Prabowo “Dibobodo”?
Oleh: M Rizal Fadillah (Pemerhati Politik dan Kebangsaan)
Pertarungan antara oligarki melawan kekuatan rakyat akan tergambar pada proses Pilpres yang akan datang. Pengaruh Jokowi berada pada kutub oligarki. Polar budaya yang menghalalkan segala cara termasuk uang. Oligarki adalah penjajah negeri.
Prabowo yang telah dirangkul Jokowi nyata kehilangan kaki kekuatan oposisi anti oligarki. Ia tengah mencari dukunganJokowi dan oligarki untuk menjadi Presiden pengganti. Jokowi memberi harapan dan Prabowo harus menjilat habis demi dukungan ini. Permainan Prabowo-Jokowi adalah bagiannya, meskipun model seperti ini akan menjadi pasangan tertawaan dunia.

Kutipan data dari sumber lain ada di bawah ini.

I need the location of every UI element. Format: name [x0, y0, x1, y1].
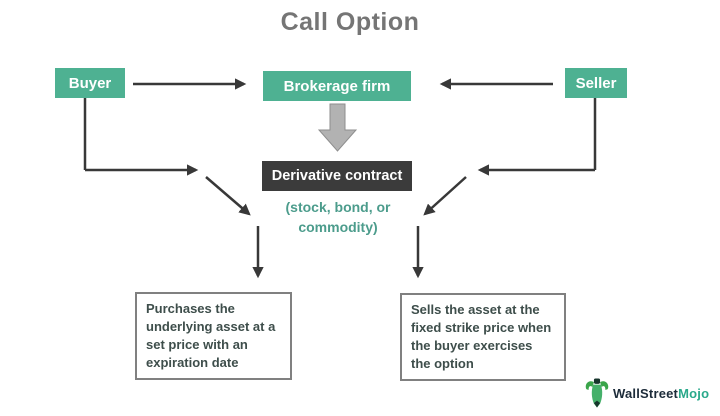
wallstreetmojo-logo: WallStreetMojo	[584, 376, 709, 410]
buyer-outcome-line: expiration date	[146, 355, 239, 370]
mojo-bull-icon	[584, 376, 610, 410]
buyer-label: Buyer	[68, 74, 112, 92]
seller-outcome-line: fixed strike price when	[411, 320, 552, 335]
seller-outcome-box: Sells the asset at the fixed strike pric…	[400, 293, 566, 381]
seller-node: Seller	[565, 68, 627, 98]
asset-note-line: (stock, bond, or	[285, 199, 391, 215]
seller-outcome-line: the option	[411, 356, 474, 371]
diagram-title: Call Option	[280, 8, 420, 36]
seller-label: Seller	[575, 74, 617, 92]
seller-outcome-line: the buyer exercises	[411, 338, 533, 353]
buyer-node: Buyer	[55, 68, 125, 98]
brokerage-to-derivative-block-arrow	[317, 103, 358, 152]
logo-text-primary: WallStreet	[613, 385, 679, 401]
buyer-outcome-box: Purchases the underlying asset at a set …	[135, 292, 292, 380]
brokerage-firm-label: Brokerage firm	[283, 77, 391, 95]
buyer-outcome-line: underlying asset at a	[146, 319, 276, 334]
asset-note-line: commodity)	[298, 219, 378, 235]
seller-outcome-line: Sells the asset at the	[411, 302, 540, 317]
asset-note: (stock, bond, or commodity)	[257, 197, 419, 237]
buyer-outcome-line: set price with an	[146, 337, 248, 352]
logo-text-secondary: Mojo	[678, 385, 710, 401]
buyer-to-outcome-path	[83, 98, 264, 279]
brokerage-firm-node: Brokerage firm	[263, 71, 411, 101]
seller-to-outcome-path	[412, 98, 597, 279]
logo-wordmark: WallStreetMojo	[613, 386, 709, 401]
derivative-contract-node: Derivative contract	[262, 161, 412, 191]
buyer-outcome-line: Purchases the	[146, 301, 235, 316]
derivative-contract-label: Derivative contract	[271, 168, 403, 184]
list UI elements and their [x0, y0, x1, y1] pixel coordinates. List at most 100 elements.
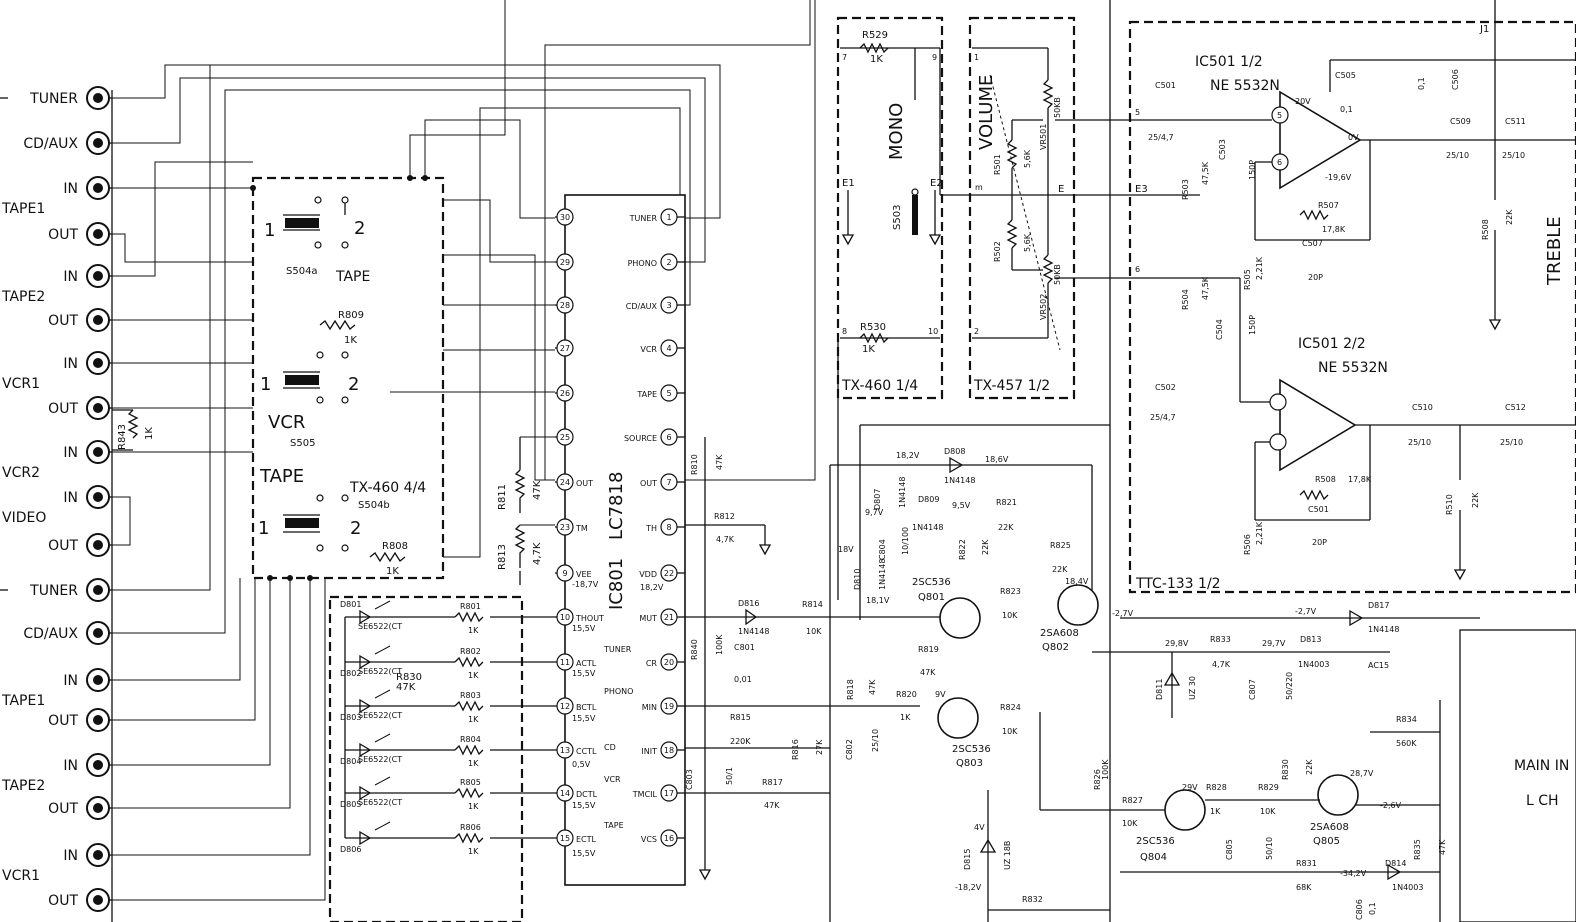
switch-block-tx460-4of4: TX-460 4/4 1 2 TAPE S504a R809 1K 1 2: [250, 175, 445, 581]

Survey dibuat seolah Prabowo tertinggi disusul Ganjar Pranowo dengan memerosotkan Anies Baswedan. Disain jitu untuk meninabobokan Prabowo. Oligarki berharap Ganjar sebagai boneka baru. Lalu pasangan disosialisikan gencar. Uji coba saat ini menemukan format Ganjar-Erik Thohir sang pengendali dan penguasa BUMN.
Prabowo bukan bodo tetapi “dibobodo” yang dalam bahasa Sunda berarti dibohongi. Jokowi sebagai bagian oligarki tidak akan mempercayai Prabowo mantan lawan politik yang diduga sebagai pemenang sebenarnya dari Pilpres lalu. Apalagi Prabowo bahagia digadang-gadang untuk berpasangan dengan Puan Maharani, puteri Megawati yang menjadi seteru Jokowi saat ini.
Prabowo dibobodo oleh disain survey, dibobodo oleh oligarki dan Jokowi, dan jika Megawati menyerah untuk akhirnya mendukung kader partainya sendiri Ganjar Pranowo, maka sempurnalah proses “ngabobodo” Prabowo. Hanya umat Islam yang tidak ngabobodo sebab sejak Prabowo dianggap berkhianat, umat telah tegas menyatakan tidak akan mendukung Prabowo untuk Presiden ke depan.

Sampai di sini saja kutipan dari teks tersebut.